Formato ao vivo em que ouvintes ligam e falam diretamente no ar. Tecnicamente exigente — controle de nível, qualidade de linha e timing requerem mixagem em tempo real.
No rádio e, cada vez mais, em transmissões de streaming, o diálogo imediato com o público se torna a tarefa principal da direção do programa. Ouvintes ligam, suas vozes entram ao vivo no programa — e cada segundo pode dar errado. Isso exige uma mentalidade diferente da moderação clássica. O técnico não fica apenas na mesa de som, ele modera ativamente: intercepta níveis, evita feedback, elimina o silêncio antes que ele surja.
Na prática, funciona assim: as chamadas recebidas passam por um sistema telefônico ou um gateway IP — antes ISDN, hoje muitas vezes linhas SIP — para um mixer separado ou diretamente para o console de transmissão. O controlador de chamadas (call-screener) — muitas vezes um segundo técnico ou editor — verifica antes de colocar ao vivo: a qualidade da linha é utilizável? Há ruído? Ouve-se o ouvinte através de seu próprio aparelho? Um bom controlador de chamadas vale ouro. Ele não apenas filtra trotes, mas também percebe se alguém fala muito baixo ou está nervoso. A moderação recebe cartões de informação: nome, local, breve nota sobre o tema. Entrar às cegas é loucura.
O desafio em tempo real está no gerenciamento de níveis. Sinais de telefonia muitas vezes chegam sobrecarregados ou muito baixos — a compressão ISDN não ajuda. Você precisa de um limitador na linha telefônica para captar picos, mas não de forma tão agressiva que a voz fique abafada. Ao mesmo tempo, o chamador precisa ouvir a moderação no monitor (sidetone), senão ele fala fora de hora. E a qualidade de transmissão de todo o programa não pode ser prejudicada apenas porque uma linha telefônica antiga está chiando. São decisões de segundos no fader.

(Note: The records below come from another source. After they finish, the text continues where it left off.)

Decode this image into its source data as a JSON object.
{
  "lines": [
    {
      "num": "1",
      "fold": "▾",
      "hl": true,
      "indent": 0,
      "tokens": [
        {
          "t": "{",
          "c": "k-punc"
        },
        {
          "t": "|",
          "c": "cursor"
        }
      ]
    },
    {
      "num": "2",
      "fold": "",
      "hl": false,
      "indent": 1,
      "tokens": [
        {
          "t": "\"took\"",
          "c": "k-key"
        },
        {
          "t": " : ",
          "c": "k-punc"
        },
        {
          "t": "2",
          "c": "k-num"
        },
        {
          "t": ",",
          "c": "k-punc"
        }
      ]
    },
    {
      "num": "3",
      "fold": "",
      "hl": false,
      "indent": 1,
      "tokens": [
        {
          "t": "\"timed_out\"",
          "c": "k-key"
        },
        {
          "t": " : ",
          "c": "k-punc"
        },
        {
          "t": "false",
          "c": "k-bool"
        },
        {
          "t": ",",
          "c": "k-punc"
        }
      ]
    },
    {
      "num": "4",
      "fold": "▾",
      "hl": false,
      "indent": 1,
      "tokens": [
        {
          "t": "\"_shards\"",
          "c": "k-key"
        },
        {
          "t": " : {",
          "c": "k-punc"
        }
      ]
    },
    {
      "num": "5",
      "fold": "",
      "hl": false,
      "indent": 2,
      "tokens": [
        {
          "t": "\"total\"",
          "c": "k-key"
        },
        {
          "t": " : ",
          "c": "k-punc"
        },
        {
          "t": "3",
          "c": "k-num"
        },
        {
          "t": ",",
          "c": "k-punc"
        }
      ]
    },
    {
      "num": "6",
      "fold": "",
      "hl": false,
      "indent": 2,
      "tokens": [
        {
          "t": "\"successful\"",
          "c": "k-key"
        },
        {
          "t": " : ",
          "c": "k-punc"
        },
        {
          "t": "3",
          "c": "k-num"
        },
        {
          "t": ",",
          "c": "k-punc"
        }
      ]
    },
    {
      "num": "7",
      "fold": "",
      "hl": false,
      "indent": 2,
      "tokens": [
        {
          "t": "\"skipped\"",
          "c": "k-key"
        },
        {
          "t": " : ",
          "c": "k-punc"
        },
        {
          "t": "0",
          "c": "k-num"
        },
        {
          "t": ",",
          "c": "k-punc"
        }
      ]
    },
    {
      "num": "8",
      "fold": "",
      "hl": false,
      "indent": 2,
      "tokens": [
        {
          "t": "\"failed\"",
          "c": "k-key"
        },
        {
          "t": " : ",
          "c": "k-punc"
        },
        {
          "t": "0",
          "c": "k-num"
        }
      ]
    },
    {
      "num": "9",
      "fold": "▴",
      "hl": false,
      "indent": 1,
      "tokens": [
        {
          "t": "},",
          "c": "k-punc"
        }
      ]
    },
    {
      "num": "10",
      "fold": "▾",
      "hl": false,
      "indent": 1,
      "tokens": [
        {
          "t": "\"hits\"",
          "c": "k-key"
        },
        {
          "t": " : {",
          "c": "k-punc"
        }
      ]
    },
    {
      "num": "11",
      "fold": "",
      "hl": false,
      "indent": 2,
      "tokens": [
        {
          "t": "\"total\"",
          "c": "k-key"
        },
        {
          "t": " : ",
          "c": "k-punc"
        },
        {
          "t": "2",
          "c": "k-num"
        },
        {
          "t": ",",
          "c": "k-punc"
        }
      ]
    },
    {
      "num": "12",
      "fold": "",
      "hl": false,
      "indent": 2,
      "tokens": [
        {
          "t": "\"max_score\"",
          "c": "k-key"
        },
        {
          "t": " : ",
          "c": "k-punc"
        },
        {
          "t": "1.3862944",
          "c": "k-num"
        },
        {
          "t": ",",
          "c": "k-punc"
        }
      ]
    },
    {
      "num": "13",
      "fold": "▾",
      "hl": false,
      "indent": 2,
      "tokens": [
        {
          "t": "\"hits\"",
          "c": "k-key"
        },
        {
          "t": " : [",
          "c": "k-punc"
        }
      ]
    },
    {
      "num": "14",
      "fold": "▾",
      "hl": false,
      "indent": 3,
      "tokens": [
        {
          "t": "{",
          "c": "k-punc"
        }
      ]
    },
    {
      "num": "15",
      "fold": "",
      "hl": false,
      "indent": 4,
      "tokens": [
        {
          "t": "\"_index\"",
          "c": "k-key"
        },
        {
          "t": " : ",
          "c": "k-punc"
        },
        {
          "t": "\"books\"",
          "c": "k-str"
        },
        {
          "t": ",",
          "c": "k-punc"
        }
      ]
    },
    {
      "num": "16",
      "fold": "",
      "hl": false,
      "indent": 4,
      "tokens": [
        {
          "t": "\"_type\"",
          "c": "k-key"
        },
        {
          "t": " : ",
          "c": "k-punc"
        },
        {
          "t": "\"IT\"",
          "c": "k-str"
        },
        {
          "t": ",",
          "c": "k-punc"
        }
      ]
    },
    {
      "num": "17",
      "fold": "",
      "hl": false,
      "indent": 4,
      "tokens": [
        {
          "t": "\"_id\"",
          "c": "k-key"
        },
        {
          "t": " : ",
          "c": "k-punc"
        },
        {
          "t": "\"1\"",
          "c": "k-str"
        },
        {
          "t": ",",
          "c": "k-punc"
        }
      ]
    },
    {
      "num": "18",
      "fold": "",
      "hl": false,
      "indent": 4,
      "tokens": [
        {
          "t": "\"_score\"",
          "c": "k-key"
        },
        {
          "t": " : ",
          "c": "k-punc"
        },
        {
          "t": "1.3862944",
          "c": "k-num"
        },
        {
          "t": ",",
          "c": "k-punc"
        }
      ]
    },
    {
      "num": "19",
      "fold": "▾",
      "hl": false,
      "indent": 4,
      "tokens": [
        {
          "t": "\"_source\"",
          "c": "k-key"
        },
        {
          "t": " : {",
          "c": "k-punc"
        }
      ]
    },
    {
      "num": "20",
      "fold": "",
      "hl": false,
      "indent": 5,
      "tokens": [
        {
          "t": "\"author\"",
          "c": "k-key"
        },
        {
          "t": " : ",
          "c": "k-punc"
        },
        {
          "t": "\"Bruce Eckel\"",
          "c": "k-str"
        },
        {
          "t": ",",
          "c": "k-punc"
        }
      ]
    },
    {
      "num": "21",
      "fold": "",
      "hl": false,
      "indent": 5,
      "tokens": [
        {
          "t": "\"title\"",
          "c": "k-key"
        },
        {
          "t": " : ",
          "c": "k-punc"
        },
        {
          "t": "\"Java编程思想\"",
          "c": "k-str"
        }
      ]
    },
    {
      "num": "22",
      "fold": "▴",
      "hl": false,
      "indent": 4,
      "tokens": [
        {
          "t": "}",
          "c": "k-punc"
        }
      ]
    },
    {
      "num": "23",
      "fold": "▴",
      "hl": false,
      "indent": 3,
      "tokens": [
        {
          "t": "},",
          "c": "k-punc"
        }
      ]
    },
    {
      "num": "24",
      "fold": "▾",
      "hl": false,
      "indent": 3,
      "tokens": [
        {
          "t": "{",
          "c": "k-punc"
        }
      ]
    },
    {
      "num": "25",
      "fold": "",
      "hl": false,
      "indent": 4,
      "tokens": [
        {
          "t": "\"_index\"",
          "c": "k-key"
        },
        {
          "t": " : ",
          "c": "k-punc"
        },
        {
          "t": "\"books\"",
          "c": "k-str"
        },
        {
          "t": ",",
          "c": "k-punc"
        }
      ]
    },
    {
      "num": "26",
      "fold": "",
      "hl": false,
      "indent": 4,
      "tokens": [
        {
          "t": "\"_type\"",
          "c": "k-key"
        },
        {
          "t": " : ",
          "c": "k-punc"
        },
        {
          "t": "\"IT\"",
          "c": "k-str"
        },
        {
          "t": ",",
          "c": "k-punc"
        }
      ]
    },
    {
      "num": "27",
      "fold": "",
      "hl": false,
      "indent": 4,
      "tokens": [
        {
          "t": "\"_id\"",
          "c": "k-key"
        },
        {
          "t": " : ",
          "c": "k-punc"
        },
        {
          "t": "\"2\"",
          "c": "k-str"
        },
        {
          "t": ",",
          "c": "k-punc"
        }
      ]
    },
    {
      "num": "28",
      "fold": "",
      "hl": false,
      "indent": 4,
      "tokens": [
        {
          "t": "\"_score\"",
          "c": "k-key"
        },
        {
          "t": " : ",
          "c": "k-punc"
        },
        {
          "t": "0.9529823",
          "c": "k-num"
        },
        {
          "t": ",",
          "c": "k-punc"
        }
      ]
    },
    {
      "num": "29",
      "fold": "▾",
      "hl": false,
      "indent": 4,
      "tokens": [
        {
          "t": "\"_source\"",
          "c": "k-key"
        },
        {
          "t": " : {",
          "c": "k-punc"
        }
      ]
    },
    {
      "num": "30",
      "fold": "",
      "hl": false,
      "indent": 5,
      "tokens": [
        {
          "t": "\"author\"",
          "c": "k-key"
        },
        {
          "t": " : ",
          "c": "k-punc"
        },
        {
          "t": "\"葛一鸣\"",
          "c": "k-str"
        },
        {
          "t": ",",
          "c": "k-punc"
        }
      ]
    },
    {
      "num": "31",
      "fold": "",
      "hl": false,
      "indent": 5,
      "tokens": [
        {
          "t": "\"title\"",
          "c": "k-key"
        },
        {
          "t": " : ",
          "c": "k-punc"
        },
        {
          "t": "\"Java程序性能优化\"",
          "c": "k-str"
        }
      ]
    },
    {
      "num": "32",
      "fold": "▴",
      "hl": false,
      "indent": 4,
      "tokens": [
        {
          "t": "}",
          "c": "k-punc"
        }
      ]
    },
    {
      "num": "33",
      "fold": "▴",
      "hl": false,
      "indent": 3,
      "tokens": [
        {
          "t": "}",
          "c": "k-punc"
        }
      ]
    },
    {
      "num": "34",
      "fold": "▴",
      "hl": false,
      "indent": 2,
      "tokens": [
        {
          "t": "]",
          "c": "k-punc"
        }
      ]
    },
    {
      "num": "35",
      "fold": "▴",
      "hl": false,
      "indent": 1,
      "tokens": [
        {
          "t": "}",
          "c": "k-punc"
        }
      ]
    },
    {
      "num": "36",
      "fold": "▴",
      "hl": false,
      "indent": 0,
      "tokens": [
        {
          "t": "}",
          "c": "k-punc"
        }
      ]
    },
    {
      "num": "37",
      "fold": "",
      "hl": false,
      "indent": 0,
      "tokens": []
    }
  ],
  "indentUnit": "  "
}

Um erro comum: deixar o chamador muito alto porque ele soa muito baixo no telefone. Resultado — ele estoura no microfone, o próximo ouvinte esquece de falar, o ritmo se perde. A chave é trabalhar ativamente durante a conversa, não apenas encaminhar cegamente. Alguns canais agora usam sistemas de gerenciamento de chamadas baseados em navegador que mantêm várias chamadas na fila e escrevem metadados diretamente no monitor do apresentador. Isso reduz o caos. Mas o sistema de comutação telefônica clássico com botões físicos ainda funciona de forma confiável hoje — e é mais difícil de hackear.